Par Mathieu Roy
En tant qu’assistant de recherche, j’ai la chance de passer une partie de mes journées à bord des croisières d’observation de baleines pour photographier trois de nos espèces de cétacés de l’estuaire : le rorqual commun, le rorqual à bosse ainsi que le rorqual bleu. Le parc marin du Saguenay-Saint-Laurent a le don de toujours nous surprendre et de nous émerveiller. Le 5 aout en matinée, je n’aurais jamais pu prévoir ce que le fleuve avait en réserve pour nous.
8h30. Je prépare mon équipement, enfile mon manteau isolant puis me dirige vers le bateau. Cependant, mes attentes sont assez basses, car un dense brouillard nous attend juste à la sortie de la marina. Le vent est pratiquement inexistant, ce qui signifie généralement que le brouillard n’est pas près de partir. Au moins, aucune vague en vue.
À peine sortis de la marina, un…deux…trois…quatre…cinq…six…SEPT immenses souffles retentissent! Des rorquals communs? des rorquals à bosse? Impossible de le savoir, car l’on ne voit absolument rien. On peut uniquement les entendre! Tout à coup, plus aucun bruit. Les baleines ont plongé. Déçu de ne pas avoir réussi à photographier des baleines qui étaient définitivement très proches, je ne me décourage pas, sachant qu’elles devraient refaire surface bientôt. On attend et on attend, mais aucun signe d’elles. Puisque le rorqual commun, dit le lévrier des mers, peut atteindre des pointes de vitesse de 40 km/h, les baleines peuvent très bien nous avoir glissé entre les doigts. Le capitaine décide alors de se diriger vers l’éboulis, où une éclaircie semble s’être formée dans le brouillard.

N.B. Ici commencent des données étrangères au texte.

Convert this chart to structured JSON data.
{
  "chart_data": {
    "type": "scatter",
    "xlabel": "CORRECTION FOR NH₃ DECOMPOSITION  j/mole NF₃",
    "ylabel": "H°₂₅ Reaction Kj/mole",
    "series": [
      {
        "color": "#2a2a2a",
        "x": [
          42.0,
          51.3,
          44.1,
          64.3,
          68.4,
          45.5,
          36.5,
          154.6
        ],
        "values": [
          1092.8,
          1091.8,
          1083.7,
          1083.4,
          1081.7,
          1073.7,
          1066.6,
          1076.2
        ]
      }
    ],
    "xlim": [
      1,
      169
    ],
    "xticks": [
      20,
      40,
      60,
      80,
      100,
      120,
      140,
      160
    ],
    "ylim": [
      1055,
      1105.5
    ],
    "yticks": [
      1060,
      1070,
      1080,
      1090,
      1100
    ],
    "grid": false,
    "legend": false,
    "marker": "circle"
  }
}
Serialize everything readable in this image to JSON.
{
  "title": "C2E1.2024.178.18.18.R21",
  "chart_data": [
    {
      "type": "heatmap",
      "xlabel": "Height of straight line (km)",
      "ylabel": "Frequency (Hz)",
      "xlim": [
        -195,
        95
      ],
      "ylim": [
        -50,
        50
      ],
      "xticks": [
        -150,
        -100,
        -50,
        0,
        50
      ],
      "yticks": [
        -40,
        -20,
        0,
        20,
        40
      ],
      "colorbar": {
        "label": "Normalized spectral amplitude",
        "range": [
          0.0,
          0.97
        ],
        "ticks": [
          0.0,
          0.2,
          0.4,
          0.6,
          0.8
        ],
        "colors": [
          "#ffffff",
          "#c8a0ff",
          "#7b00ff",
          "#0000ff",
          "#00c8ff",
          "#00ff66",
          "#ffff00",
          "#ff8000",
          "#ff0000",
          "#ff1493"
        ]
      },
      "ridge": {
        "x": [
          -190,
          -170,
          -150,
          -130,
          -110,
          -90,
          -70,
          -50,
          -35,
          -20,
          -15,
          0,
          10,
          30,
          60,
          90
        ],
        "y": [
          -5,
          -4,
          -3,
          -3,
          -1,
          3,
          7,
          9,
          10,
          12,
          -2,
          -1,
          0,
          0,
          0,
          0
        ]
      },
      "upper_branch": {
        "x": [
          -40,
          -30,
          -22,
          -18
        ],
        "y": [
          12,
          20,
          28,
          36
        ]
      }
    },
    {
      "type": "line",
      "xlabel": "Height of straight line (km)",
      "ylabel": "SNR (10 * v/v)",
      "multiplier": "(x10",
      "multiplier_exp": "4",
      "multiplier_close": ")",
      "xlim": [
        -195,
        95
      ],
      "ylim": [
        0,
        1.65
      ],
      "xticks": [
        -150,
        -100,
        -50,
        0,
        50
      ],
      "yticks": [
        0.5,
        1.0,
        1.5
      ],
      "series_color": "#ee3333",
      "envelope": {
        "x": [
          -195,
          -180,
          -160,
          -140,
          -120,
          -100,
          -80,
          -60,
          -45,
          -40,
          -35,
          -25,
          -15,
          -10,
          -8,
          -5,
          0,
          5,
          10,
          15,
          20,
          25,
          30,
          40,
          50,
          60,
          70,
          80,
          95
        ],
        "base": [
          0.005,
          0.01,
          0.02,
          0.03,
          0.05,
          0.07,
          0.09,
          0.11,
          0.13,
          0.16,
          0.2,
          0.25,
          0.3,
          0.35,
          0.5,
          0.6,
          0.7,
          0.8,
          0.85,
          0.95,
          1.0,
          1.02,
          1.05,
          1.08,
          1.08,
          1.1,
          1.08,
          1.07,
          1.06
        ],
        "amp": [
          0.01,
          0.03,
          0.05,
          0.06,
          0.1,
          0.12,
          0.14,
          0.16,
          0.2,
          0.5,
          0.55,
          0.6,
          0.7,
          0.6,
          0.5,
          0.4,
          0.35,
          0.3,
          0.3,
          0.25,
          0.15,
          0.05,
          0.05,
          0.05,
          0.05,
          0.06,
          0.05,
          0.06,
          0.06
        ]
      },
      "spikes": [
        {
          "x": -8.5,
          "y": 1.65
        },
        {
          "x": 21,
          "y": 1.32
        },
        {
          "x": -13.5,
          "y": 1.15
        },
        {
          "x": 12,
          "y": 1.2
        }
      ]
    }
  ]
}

Une fois arrivés dans le secteur, plusieurs phoques gris s’y trouvent, mais aucune baleine en vue. Alors que j’observe un gros phoque sur le tribord du bateau, un geyser jaillit derrière moi. Je me retourne et l’immense dorsale d’un rorqual commun se trouve seulement quelques mètres devant moi. Tout à coup, deux autres souffles de l’autre de l’autre côté du bateau, quatre à l’arrière et deux à l’avant! On se retrouve soudainement entourés de neuf bêtes de 40 tonnes, pour un poids total de troupeau de 360 tonnes! Je me dépêche de sortir ma caméra de son caisson pour les photographier, mais réalise rapidement que j’ai un petit problème: les rorquals communs se trouvent trop près pour prendre des photos adéquates pour l’identification. Le plus beau des problèmes qu’on peut avoir dans le domaine! Une fois que les baleines ont plongé, je me dis que ça va être difficile de faire mieux comme observation, surtout considérant la visibilité sous-optimale.
À peine ai-je fini ma pensée que la silhouette d’une baleine à bosse se propulsant complètement hors de l’eau perce le brouillard à environ 1 km de nous. Le capitaine décide donc de se diriger tranquillement vers celle-ci, qui était accompagnée de six autres rorquals à bosse. Une fois arrivés plus près, on attend patiemment qu’elles fassent surface à nouveau. Après quelques minutes, le veau de Gaspar perce la surface à une centaine de mètres du bateau, suivi de sa mère, de Yvon, de H917, de H871, de H943 et puis de NiCa 49.
Les sept baleines prennent quelques respirations et changent subitement de direction. Elles se dirigent directement vers nous. Elles s’approchent, elles s’approchent, puis elles s’approchent encore. Nous nous retrouvons encore une fois entourés d’un troupeau de baleines, mais cette fois-ci, des rorquals à bosse. Lorsque les baleines s’approchent d’elles-mêmes, il est parfois difficile pour les capitaines de conserver la distance de 100 mètres prescrite par les règlements du parc marin du Saguenay-Saint-Laurent. Dans ces situations, le règlement sur les activités en mer demande que les capitaines se mettent au neutre pour éviter les accidents. Ils doivent ensuite attendre que les baleines s’éloignent à une distance sécuritaire, avant de s’éloigner à leur tour.
Du bateau j’observe les animaux en transparence sous la surface et contemple leur ampleur. Je suis mystifié par le fait que des animaux aussi immenses puissent à la fois être aussi élégants. Peu de temps après, les baleines continuent tranquillement leur chemin et nous les observons une dernière fois afin d’aller explorer d’autres sites du parc marin.
C’est en décrivant ma sortie que je réalise à quel point je sonne comme un pêcheur qui exagère la taille de ses prises de la journée. Mais c’est aussi à ce moment que je réalise à quel point je suis choyé de faire le travail que je fais.